The existing deep convolutional neural network (DCNN) models used for hand gesture recognition based on surface electromyography (sEMG) require high computational costs. Moreover, there is a lack of a comprehensive DCNN model that can handle both high-definition sEMG and low-definition sEMG in a subject-independent manner. To address these issues, this study proposes a lightweight convolutional neural network (CNN) model for sEMG-based subject-independent hand gesture recognition evaluated in high-density sEMG (HD-sEMG) and low-density sEMG (LD-sEMG). In addition, we add a technique, joint classification with averaging probability (JCAP), to enhance the final recognition accuracy with less computational costs. We conducted three experiments (Exp-I-III). Exp-I: optimization of the proposed model; Exp-II: comparison with benchmark models; and Exp-III: evaluation of model performance on the simulated real-time scenario. For the results, our model achieved significantly better accuracy for all selected gestures, while computational complexity was considered low, measured via total parameters, inference time, floating-point operations (FLOPs), and selection time.

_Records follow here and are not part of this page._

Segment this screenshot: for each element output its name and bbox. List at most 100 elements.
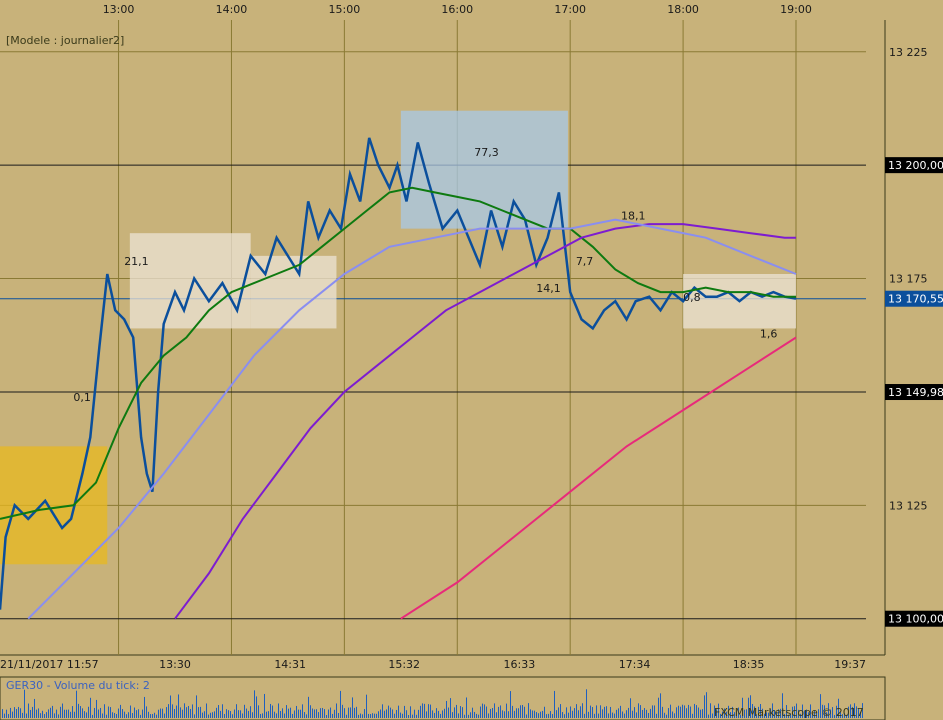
volume-bar <box>680 706 681 718</box>
volume-bar <box>670 704 671 718</box>
top-time-label: 14:00 <box>216 3 248 16</box>
volume-bar <box>292 713 293 718</box>
price-box-label: 13 100,00 <box>888 613 943 626</box>
volume-bar <box>252 712 253 718</box>
volume-bar <box>618 708 619 718</box>
volume-bar <box>576 704 577 718</box>
volume-bar <box>276 713 277 718</box>
volume-bar <box>348 707 349 718</box>
volume-bar <box>444 708 445 718</box>
volume-bar <box>512 705 513 718</box>
volume-bar <box>598 713 599 718</box>
volume-bar <box>546 714 547 718</box>
volume-bar <box>548 713 549 718</box>
volume-bar <box>124 711 125 718</box>
volume-bar <box>500 705 501 718</box>
volume-bar <box>596 705 597 718</box>
volume-bar <box>510 691 511 718</box>
volume-bar <box>36 709 37 718</box>
volume-bar <box>188 705 189 718</box>
volume-bar <box>12 711 13 718</box>
volume-bar <box>146 706 147 718</box>
volume-bar <box>158 709 159 718</box>
volume-bar <box>142 709 143 718</box>
volume-bar <box>244 704 245 718</box>
volume-bar <box>192 704 193 718</box>
volume-bar <box>412 714 413 718</box>
top-time-label: 13:00 <box>103 3 135 16</box>
volume-bar <box>312 708 313 718</box>
volume-bar <box>632 710 633 718</box>
volume-bar <box>580 706 581 718</box>
volume-bar <box>98 709 99 718</box>
volume-bar <box>284 713 285 718</box>
volume-bar <box>300 709 301 718</box>
volume-bar <box>464 714 465 718</box>
volume-bar <box>228 710 229 718</box>
volume-bar <box>456 704 457 718</box>
volume-bar <box>336 703 337 718</box>
level-label: 0,8 <box>683 291 701 304</box>
volume-bar <box>550 711 551 718</box>
volume-bar <box>502 710 503 718</box>
volume-bar <box>194 714 195 718</box>
volume-bar <box>370 714 371 718</box>
volume-bar <box>70 711 71 718</box>
volume-bar <box>682 704 683 718</box>
volume-bar <box>560 704 561 718</box>
volume-bar <box>138 709 139 718</box>
volume-bar <box>458 713 459 718</box>
volume-bar <box>522 704 523 718</box>
volume-bar <box>134 707 135 718</box>
volume-bar <box>430 704 431 718</box>
volume-bar <box>648 712 649 718</box>
volume-bar <box>304 712 305 718</box>
volume-bar <box>384 710 385 718</box>
price-box-label: 13 170,55 <box>888 293 943 306</box>
volume-bar <box>586 689 587 718</box>
volume-bar <box>664 712 665 718</box>
volume-bar <box>694 703 695 718</box>
volume-bar <box>294 710 295 718</box>
volume-bar <box>690 706 691 718</box>
level-label: 1,6 <box>760 328 778 341</box>
bottom-time-label: 15:32 <box>388 658 420 671</box>
volume-bar <box>514 710 515 718</box>
volume-bar <box>672 711 673 718</box>
volume-bar <box>696 705 697 718</box>
volume-bar <box>640 705 641 718</box>
volume-bar <box>16 709 17 718</box>
volume-bar <box>612 712 613 718</box>
volume-bar <box>108 706 109 718</box>
volume-bar <box>578 710 579 718</box>
volume-label: GER30 - Volume du tick: 2 <box>6 679 150 692</box>
volume-bar <box>162 708 163 718</box>
volume-bar <box>286 705 287 718</box>
volume-bar <box>380 709 381 718</box>
volume-bar <box>432 710 433 718</box>
volume-bar <box>476 713 477 718</box>
volume-bar <box>84 711 85 718</box>
volume-bar <box>540 711 541 718</box>
volume-bar <box>190 708 191 718</box>
volume-bar <box>572 710 573 718</box>
volume-bar <box>204 711 205 718</box>
volume-bar <box>390 707 391 718</box>
volume-bar <box>6 709 7 718</box>
bottom-time-label: 13:30 <box>159 658 191 671</box>
volume-bar <box>478 714 479 718</box>
volume-bar <box>322 707 323 718</box>
volume-bar <box>446 700 447 718</box>
volume-bar <box>624 713 625 718</box>
volume-bar <box>658 697 659 718</box>
volume-bar <box>710 703 711 718</box>
volume-bar <box>530 709 531 718</box>
zone-box <box>129 233 251 329</box>
y-tick-label: 13 125 <box>889 499 928 512</box>
volume-bar <box>492 708 493 718</box>
volume-bar <box>218 705 219 718</box>
volume-bar <box>654 705 655 718</box>
volume-bar <box>418 709 419 718</box>
chart-window: 21,1 0,1 77,3 14,1 7,7 18,1 0,8 1,6 13:00 14:00 1… <box>0 0 943 720</box>
volume-bar <box>542 710 543 718</box>
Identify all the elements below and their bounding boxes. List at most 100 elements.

In Exp-II, our best-proposed model from Exp-I got the highest accuracy at ISRMyo-I, 85.75%, 8x smaller in terms of the number of parameters and reduces more than 94.8% of FLOPs, whereas inference time is around 20% faster compared to the smallest and fastest baseline method, respectively. The selection time of our best-proposed model was more than 6x faster than the existing lightweight model in Exp-III. These strengths provide our model advantages in computational-resource-limited sEMG-based human-machine interface applications, such as edge computing, the future trend for consumer electronics.